Он долго смотрел на меня, потом кивнул, и я вошла в комнату. Он осмотрел коридор и запер дверь на ключ.
– Послушай меня внимательно, девочка. Я сразу пресеку твои попытки шантажа – так вот, таксист был нанят не мной. Поняла? И не я ему платил за то, чтобы тебя воспитывали.
– А кто платил?
– Ну ты же у нас умная. Сложи дважды два. Или, правда, только для одного и пригодна. Все мозги между ног?
Удар был ощутимым слева. Там, где всегда больно последнее время. Там, где поселился проклятый Айсберг и не морозит, нееет, он жжет меня, испепеляет, и нет ни конца, ни края этим ожогам.
– Тогда почему тех…тех убрали, а его нет?
– Потому что те сделали то, чего им не велели. Тронули то, что не принадлежит им. А таксист выполнил свою работу. Он у нас справедливый. Пусть и жестокий.

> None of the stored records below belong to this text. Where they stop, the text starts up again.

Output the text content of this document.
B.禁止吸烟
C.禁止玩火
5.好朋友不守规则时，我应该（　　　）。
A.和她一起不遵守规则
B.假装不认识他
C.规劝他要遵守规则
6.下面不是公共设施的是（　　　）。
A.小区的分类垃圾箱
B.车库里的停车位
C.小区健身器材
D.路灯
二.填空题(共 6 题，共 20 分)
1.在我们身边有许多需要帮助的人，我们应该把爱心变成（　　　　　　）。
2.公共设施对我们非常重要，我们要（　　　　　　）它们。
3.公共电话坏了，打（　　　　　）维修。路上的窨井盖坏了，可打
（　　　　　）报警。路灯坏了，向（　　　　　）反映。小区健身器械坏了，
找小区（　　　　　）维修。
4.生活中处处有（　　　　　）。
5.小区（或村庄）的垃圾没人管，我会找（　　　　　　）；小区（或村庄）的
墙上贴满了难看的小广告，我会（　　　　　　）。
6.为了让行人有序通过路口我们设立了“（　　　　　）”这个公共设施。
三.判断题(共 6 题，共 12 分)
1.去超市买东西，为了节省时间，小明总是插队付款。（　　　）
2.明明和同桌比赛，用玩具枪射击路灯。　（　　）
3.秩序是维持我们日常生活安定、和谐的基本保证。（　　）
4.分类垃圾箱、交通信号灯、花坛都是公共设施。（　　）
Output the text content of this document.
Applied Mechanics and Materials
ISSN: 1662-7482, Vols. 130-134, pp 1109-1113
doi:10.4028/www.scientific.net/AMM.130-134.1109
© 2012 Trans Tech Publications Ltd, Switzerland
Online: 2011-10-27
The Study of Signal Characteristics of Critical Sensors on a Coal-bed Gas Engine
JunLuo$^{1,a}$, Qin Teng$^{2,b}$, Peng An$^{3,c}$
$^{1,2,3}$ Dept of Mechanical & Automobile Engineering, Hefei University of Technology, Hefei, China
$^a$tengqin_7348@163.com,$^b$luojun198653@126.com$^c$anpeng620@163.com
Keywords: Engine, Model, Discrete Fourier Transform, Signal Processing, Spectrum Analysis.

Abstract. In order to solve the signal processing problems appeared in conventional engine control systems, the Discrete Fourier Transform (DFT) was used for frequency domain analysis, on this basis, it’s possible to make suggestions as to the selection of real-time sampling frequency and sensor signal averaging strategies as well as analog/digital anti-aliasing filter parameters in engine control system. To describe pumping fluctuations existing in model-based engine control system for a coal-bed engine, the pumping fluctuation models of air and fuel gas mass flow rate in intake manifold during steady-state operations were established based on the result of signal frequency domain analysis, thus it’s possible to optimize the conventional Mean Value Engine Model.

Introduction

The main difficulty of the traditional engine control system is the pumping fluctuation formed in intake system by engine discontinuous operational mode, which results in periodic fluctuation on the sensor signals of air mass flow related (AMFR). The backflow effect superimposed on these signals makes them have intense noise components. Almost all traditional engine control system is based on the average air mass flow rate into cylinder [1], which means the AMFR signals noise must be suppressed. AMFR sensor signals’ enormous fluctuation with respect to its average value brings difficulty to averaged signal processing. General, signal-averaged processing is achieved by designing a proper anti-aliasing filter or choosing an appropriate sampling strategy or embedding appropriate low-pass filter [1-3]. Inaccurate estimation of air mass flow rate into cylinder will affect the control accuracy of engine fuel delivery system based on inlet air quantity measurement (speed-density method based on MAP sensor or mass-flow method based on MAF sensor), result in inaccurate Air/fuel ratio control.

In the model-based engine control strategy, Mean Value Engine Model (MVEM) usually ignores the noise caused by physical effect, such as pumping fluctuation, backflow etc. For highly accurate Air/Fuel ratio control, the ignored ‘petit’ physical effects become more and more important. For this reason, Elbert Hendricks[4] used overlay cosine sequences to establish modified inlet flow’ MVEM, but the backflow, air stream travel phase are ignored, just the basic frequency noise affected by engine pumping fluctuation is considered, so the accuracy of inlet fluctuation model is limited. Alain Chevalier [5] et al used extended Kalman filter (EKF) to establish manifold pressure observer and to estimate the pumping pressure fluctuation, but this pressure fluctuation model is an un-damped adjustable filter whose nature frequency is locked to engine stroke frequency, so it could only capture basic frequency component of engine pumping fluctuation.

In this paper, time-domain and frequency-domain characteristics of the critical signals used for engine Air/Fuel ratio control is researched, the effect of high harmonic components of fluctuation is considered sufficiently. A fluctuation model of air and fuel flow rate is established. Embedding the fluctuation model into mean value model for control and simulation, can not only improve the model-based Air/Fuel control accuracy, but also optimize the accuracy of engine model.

Нет, я не испытала облегчения. Мною все равно играли, как марионеткой, манипулировали, играли с моей психикой…А я бежала к нему, как к спасителю. Но он же меня и губил. Бьет и ласкает. Тыкает в грязь и жалеет. Держит кнутом и пряником. И самое страшное, что все это работает.
– Я хочу от него уйти!
Гройсман зло засмеялся.
– А кто не хочет? Все хотят. Только от него уйти можно только туда! – показал пальцем вверх. – Не раз ожидал, что ты скоро там окажешься, но тебя с удивительным постоянством жалеют. Что только нашел в тебе? Ведь красивее были, статнее, пышнее. И за меньшее без головы оставались, а ты…ты у нас неприкосновенная.
Тяжело дыша, я смотрела на этого невысокого человека и понимала, что он единственный мой путь к спасению. Он знает этот дом, знает хозяина и знает нужных людей. А еще…он явно меня ненавидит.
– Я вам не нравлюсь?
– Ты никому не нравишься!
– Почему? Что плохого я вам сделала?
Он сел в глубокое кресло и накинул себе на ноги клетчатый плед. Потянулся за маленьким графином и налил в стакан темно-коричневой жидкости на самом дне.
– Настойка по рецепту Тамары Исааковны. Славная была женщина…подруга моей покойной матери.
Отпил из стакана, промокнул рот салфеткой.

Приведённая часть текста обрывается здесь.